Hiring the right fit, is an art!
You might practice this art but it is insanely painful when you are a non-tech entrepreneur and you have to hire techies. As you can hire for attitude or personal skills but not for technical skills.
Before we even jump into reading about how to hire a techie for your business, hope you have read these 5 must-read books to hire a right fit for your organization –
(The first one is my favorite 😛 )
- The E-Myth by Michael E. Gerber
The “E” of the title stands for “entrepreneur”, and Gerber describes the central idea behind the book like so: “[B]usiness owners – typically brimming with good but distracting ideas – make poor entrepreneurs.
- Moneyball– The Art of Winning an Unfair Game by Michael Lewis
- 96 Great Interview Questions to Ask Before You Hire– by Paul Falcone
- How to Spot a Liar– by Gregory Hartley & Maryann Karinch
- Who: The A Method for Hiring– by Geoff Smart and Randy Street
So, let’s jump on how you can hire a techie when you aren’t one yourself –
Stop learning how to code
Remember! You don’t need to be a programmer to hire a programmer. Wonder if Steve Jobs wouldn’t had taken care of promoting the product but been in the place of Steve Woznick building Mac, you might not even know about Apple. You will get into this trap and will never be able to focus on growing your business. Learning the code from educational online platforms will eat up most of your time. STOP CODING!

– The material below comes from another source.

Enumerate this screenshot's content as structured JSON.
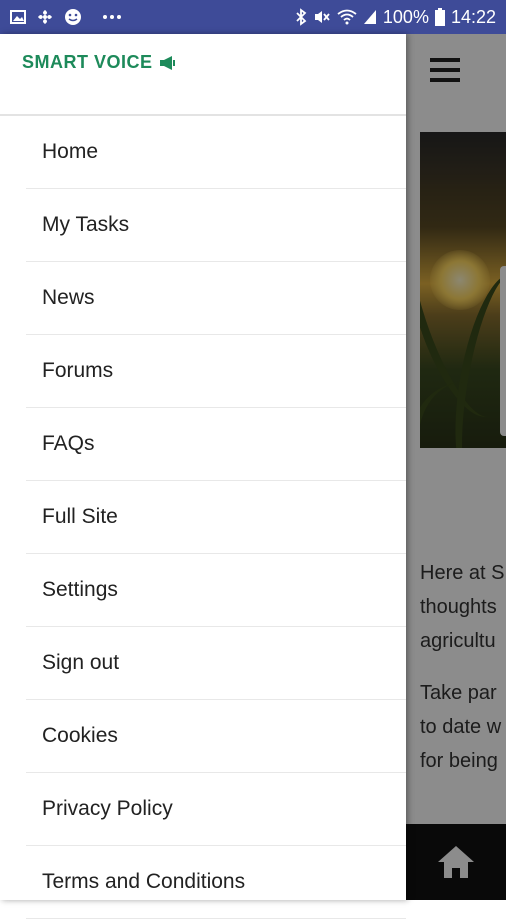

If you want to learn from a real-life example, read this-
Kevin Stanton, the founder of Farehelper, when catching up with Kevin he told:
“I gave up on Farehelper in January after finally accepting that the team just wasn’t up to the task. I’ve learned the hard way that engineering prowess alone does not make a successful startup. The key ingredient we lacked—and I see in all the successful startups I’ve watched bloom in the past year along side us—is a strong, relentless non-technical co-founder with a vision for a product that they’re passionate about and able to make quick decisions on. We definitely didn’t have that, so us engineers fought constantly over what we were building. Once we finally released our MVP and got solid user feedback, things had become so strained because only two-thirds of the team was doing all the work and we were spread way too thin.”
Source of the blog- http://technori.com/2013/01/2934-non-technical-founders-stop-trying-to-learn-how-to-code/
Don’t compromise on attitude
This is a mantra you need to recite every time you hire someone and you might be well aware of this if you have been hiring for a longer time. Compromising on attitude can lead to nothing but clashes. Mark Murphy, the author Hiring for Attitude, as well as the bestsellers Hundred Percenters and HARD Goals, research shows that out of 20,000 hires done 46% of hires fail in first 18 months, out of which only 11% failed due to lack in skills. 89% attitudinal problem! Huh!
Try taking help of a techie friend or a hire a techie recruiter
Explore your social network, try contacting a suitable friend or maybe even a skilled family member to help hire a techie for you.
Remember this hiring way is more based on trust factor! Take help from a person whom you can trust with putting required amount of effort. So it assures that you aren’t releasing an arrow in dark, you can see the target.
You may look forward to hire a technical recruiter! A technical recruiter will have a professional commitment to you and also experience to properly gauge your need. His perspective/advice may help through out the process. And even if you end up hiring a wrong person, you can get back to them to hire for you for free!
Don’t be a cheap seller
A techie will find his place himself, don’t sell your company to them. If they find themselves comfortable it will not be difficult to hire them. “I want our candidates to shop around so they realize how great our company is,” said Stuart Wall, founder of SignPost, (a CRM with 5,000 customers) “and feel they’d be fools to turn us down—not feel like they were railroaded into a major decision. You might lose one now and then, but you’ll make up for it in retention.”
Check with their previous employer
When you are checking their LinkedIn profiles there is no harm in checking with their previous employers while they are with you on probation period. If not that try to check with their peers on LinkedIn. But be sure you are not burning bridges of the candidate with the previous employer.
Give them a live problem to solve
Ultimately, whatever they code will be for a user! And, who could a better user than you. Tell them a flow and give them the idea of what you want. Once you are done with it, test the code as a user. You would definitely know about user testing. You don’t have to go in depths of reading code but if the same can accomplish the scenario given by you without a break, then he is the one you need to hire.
With no doubt you’ll make mistakes but it depends on how soon you correct it. Remember the quote – “Hire slow, fire fast”. People all over the web are constraining from this ideology but remember, hiring slow doesn’t mean you are going to take ages to recruit. It means to take decision with all aspects in your mind or it will bog you in future!